We can see that Pier 69, Alaskan Way & Clay Street is twice more popular for women than for men, whereas 9th Avenue North & Mercer Street is twice more popular for men than women. For all other stations, the difference is smaller, meaning that the popularity of a station of arrival in the morning rush hours is similar. If we compare this bar plot with the previous one in the former video we realize that the difference in ratio is significantly lower. This can signify that on weekdays, during rush hours, both men and women are going toward the same gathering places. To inspect this hypothesis, we now focus on stations of arrival during the weekend. The assumption is that during weekends bikers may go to different places than their work location, for example, to follow their personal interests and hobbies. For this reason, we use all stations of arrival that are reached on weekends. For these stations, we check whether they are more popular among men or women.
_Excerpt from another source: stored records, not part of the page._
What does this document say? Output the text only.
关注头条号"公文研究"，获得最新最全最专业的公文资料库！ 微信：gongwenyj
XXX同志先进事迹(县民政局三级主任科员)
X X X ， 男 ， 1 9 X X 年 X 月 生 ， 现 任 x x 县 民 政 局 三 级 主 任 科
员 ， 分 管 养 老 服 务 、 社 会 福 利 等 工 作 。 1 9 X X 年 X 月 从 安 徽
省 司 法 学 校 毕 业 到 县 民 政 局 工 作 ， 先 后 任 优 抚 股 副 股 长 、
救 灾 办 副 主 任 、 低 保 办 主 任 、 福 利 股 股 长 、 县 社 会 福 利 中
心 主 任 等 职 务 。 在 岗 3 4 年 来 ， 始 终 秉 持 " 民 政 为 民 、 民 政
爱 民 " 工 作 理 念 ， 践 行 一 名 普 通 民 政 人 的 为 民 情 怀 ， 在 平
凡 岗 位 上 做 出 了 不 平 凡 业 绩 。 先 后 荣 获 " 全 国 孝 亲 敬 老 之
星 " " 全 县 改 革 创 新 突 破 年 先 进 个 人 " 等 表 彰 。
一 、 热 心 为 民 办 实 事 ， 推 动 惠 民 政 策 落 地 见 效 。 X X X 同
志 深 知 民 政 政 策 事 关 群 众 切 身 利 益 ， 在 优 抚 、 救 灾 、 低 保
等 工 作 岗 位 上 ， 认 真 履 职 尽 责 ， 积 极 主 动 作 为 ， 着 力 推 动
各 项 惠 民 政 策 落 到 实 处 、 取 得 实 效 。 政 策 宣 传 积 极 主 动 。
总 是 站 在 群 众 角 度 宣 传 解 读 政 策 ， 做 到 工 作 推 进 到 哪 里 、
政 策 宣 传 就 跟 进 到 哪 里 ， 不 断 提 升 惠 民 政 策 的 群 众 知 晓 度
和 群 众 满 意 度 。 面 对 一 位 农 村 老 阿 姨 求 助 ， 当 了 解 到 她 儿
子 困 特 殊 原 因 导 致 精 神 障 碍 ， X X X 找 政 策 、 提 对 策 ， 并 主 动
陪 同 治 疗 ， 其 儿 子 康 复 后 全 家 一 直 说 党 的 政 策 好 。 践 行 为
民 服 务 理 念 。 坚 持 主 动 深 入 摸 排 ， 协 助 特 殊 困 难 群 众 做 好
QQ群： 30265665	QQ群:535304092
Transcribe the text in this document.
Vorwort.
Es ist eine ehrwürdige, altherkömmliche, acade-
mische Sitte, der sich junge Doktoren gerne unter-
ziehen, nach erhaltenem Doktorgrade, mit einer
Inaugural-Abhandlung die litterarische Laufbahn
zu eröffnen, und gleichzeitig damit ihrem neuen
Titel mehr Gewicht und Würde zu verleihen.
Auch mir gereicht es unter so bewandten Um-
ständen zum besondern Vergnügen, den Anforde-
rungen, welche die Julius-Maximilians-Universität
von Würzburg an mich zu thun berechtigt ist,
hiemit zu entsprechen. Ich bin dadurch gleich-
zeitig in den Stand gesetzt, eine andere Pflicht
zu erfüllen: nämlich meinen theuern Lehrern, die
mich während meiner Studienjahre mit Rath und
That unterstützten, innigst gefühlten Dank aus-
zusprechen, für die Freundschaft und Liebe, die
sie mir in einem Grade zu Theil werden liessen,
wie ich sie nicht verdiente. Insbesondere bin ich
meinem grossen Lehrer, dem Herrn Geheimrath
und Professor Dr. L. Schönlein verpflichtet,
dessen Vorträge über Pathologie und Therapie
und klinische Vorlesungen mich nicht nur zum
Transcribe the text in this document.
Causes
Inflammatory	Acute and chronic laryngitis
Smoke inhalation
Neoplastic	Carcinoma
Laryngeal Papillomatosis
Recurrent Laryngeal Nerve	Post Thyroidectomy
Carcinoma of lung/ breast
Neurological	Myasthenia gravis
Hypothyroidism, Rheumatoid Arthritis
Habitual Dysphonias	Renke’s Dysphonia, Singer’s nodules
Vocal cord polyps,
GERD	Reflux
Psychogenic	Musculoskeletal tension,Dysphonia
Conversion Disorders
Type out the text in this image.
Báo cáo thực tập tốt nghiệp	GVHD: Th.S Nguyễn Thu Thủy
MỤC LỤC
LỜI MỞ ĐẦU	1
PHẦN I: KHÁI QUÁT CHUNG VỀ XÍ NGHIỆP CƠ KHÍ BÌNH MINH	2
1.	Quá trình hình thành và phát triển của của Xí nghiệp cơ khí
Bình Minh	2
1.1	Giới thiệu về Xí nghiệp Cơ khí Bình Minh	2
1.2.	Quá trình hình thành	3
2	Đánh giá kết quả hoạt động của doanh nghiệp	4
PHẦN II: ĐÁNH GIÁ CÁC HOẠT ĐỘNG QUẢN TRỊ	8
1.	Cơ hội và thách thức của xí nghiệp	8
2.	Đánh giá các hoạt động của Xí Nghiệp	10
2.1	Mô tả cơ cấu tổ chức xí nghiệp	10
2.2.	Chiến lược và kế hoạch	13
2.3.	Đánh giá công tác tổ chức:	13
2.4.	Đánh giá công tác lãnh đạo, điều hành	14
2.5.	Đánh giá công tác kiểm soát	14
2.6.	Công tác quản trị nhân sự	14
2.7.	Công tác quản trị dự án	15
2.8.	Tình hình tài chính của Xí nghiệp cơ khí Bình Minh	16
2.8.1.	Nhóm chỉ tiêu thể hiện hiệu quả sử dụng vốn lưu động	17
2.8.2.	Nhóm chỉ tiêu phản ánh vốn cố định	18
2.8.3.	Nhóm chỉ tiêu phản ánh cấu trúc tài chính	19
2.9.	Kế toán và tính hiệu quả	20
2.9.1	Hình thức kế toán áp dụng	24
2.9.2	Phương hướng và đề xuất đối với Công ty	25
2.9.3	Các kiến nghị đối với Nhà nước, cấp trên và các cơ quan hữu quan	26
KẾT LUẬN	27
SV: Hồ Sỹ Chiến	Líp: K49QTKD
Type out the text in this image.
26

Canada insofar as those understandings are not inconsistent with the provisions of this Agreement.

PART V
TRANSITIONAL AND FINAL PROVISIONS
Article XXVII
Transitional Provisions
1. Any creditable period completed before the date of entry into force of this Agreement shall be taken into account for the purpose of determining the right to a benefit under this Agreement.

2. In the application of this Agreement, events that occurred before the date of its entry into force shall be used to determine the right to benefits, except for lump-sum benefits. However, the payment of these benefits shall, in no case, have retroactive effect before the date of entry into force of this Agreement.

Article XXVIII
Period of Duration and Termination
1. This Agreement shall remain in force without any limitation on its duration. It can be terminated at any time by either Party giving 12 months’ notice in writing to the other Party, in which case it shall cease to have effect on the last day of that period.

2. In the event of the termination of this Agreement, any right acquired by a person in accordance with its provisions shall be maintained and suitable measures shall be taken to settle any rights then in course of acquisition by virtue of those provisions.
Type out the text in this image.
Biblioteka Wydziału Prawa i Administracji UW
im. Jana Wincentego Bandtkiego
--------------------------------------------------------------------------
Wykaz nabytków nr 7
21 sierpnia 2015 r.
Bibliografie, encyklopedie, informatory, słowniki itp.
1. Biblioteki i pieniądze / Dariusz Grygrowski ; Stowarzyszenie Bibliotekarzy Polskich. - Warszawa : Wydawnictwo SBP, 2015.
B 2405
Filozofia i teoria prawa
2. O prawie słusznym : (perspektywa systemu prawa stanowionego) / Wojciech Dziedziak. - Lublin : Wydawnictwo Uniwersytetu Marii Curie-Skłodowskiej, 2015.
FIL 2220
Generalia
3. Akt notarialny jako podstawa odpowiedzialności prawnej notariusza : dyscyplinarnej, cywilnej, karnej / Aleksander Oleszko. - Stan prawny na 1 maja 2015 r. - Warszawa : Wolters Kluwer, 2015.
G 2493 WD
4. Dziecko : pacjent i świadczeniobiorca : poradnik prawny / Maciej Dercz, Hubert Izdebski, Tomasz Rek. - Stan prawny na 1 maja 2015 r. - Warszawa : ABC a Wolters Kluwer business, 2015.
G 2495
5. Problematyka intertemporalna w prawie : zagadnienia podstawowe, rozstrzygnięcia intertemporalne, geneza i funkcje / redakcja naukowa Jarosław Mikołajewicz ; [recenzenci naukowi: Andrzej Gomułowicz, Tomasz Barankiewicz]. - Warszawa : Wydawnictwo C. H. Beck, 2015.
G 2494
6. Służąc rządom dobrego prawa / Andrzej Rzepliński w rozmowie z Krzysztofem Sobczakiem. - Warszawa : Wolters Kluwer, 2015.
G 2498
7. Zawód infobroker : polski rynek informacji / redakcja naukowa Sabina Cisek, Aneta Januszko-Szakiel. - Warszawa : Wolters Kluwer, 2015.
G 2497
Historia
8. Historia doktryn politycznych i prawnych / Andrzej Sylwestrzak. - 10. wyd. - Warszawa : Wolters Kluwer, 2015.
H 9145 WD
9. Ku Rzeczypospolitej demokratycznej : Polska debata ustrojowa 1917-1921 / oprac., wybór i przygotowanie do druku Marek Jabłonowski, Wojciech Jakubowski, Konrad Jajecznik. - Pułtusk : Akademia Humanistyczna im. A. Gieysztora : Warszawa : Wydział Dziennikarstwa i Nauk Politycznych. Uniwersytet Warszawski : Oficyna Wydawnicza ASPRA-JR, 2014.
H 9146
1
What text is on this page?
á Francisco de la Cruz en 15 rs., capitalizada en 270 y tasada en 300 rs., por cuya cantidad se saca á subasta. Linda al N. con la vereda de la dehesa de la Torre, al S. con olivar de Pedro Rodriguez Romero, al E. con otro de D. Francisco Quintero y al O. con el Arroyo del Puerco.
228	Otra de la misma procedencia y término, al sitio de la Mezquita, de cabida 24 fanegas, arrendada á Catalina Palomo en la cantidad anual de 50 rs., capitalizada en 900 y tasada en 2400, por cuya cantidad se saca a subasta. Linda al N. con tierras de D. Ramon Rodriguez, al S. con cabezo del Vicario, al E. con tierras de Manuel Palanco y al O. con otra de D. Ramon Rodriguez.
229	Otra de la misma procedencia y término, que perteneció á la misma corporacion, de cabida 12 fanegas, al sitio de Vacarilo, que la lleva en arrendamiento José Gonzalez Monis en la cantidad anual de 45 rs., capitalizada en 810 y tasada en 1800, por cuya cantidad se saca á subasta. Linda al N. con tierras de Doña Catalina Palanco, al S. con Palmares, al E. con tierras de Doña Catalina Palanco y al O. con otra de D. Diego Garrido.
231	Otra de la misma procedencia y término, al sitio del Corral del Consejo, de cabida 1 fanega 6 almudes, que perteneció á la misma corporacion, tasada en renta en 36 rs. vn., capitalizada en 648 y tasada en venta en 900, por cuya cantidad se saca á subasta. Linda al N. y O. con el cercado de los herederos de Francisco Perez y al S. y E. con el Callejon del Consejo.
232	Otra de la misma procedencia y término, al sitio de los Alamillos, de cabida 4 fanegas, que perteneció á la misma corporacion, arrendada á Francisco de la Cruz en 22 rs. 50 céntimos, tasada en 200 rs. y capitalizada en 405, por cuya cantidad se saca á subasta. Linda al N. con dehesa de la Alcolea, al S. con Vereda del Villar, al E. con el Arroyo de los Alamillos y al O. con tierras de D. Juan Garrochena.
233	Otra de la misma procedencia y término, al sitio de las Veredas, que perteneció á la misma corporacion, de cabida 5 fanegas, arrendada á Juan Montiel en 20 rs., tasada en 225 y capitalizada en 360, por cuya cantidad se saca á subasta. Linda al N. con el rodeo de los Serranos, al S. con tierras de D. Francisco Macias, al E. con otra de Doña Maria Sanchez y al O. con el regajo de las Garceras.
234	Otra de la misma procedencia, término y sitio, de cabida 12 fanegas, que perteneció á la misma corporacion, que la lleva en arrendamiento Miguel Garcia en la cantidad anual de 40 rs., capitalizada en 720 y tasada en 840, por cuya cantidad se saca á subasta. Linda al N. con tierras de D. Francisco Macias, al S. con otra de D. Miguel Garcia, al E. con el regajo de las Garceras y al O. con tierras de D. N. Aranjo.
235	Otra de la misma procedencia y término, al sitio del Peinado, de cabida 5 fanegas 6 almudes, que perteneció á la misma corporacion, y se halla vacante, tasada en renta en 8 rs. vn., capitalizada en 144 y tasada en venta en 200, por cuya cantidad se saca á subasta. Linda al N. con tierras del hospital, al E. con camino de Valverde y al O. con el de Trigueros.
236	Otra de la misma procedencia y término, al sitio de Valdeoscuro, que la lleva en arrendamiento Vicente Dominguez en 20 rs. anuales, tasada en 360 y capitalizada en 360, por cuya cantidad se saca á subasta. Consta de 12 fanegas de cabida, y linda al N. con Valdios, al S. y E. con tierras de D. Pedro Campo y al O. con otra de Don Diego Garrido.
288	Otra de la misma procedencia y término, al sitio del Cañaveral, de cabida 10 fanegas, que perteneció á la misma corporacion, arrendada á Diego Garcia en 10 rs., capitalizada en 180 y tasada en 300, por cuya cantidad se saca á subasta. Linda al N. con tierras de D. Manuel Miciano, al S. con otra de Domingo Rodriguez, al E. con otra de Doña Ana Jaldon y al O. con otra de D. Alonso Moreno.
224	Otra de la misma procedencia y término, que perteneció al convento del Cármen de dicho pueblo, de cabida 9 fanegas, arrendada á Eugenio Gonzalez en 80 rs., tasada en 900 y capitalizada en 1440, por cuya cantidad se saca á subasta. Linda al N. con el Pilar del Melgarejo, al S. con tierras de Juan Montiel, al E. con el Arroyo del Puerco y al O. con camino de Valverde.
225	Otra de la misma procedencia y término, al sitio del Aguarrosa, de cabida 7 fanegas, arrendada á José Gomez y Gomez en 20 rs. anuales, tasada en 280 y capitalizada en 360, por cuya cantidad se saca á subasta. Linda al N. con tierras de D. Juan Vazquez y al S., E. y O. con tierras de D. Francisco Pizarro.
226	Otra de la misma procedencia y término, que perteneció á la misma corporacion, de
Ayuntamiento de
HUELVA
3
With this analysis, we discover that during the weekend men and women have different favourite stations of arrival. Moreover, if we compare the last three bar plots, we discover that the ratio of men vs women of the top stations of arrival changes during the week. Indeed, we can see that on weekends there are in total seven stations where the ratio of women to men or the ratio of men to women is above 2. During weekdays this ratio was above 2 for only two stations. This seems to imply that, in absence of constraints like the location of the working place, gender plays a role on where bikers go. We complete this analysis by plotting the previously identified stations on the map. We distinguish between the following criteria: We use blue circles for the top 10 stations which are reached in the morning rush hours during weekdays, green circles for the top 10 stations which are reached by women during weekends and red circles for the top 10 stations which are reached by men during weekends.



Note that red circles appear in a light red tone, close to orange while superposition of blue and red circles results in a dark red colour and superposition of green and blue circles results in a dark green colour.


The distribution of circles of different colours confirms that the popular arrival stations during weekdays do not match with the popular stations reached by men and women during weekends. Further, it confirms that there are popular locations of arrival during weekends in the University district which were not present during weekdays.


In order to further explain the differences observed during weekends, a more in-depth knowledge about the city and the shared habits of its inhabitants would be required, which falls outside the scope of this tutorial.


Key Take Away Messages



Congratulations! You completed the tutorial accompanying the AI Starter Kit on data exploration.


In this Starter Kit we have demonstrated how appropriate statistical and visualisation techniques can help a data scientist in discovering interesting patterns and gathering insights without applying any complex algorithm.


We demonstrated how to explore a dataset by starting from a univariate analysis by means of which we could already get a clear view on who Pronto’s customers are with respect to age and gender, where they like to go, and for how long the single bikes are usually in use. By subsequently adding more information and combining different variables, we were able to reveal relationships between gender and most frequently visited stations but also how the bikes are used for different purposes, like a strong commuter’s pattern during the week and recreational usage on the weekends. Finally, via a multivariate analysis, we figured out how the elevation influences the biking behaviour. By introducing a cost to the single trips, we could explain why at some stations more bike trips are started while at other stations, more bike trips end.


By applying comparably easy visualisations sometimes more insights can be gathered than by applying a sophisticated machine learning model.


We thank you for completing this video series and hope to welcome you in another AI Starter Kit tutorial.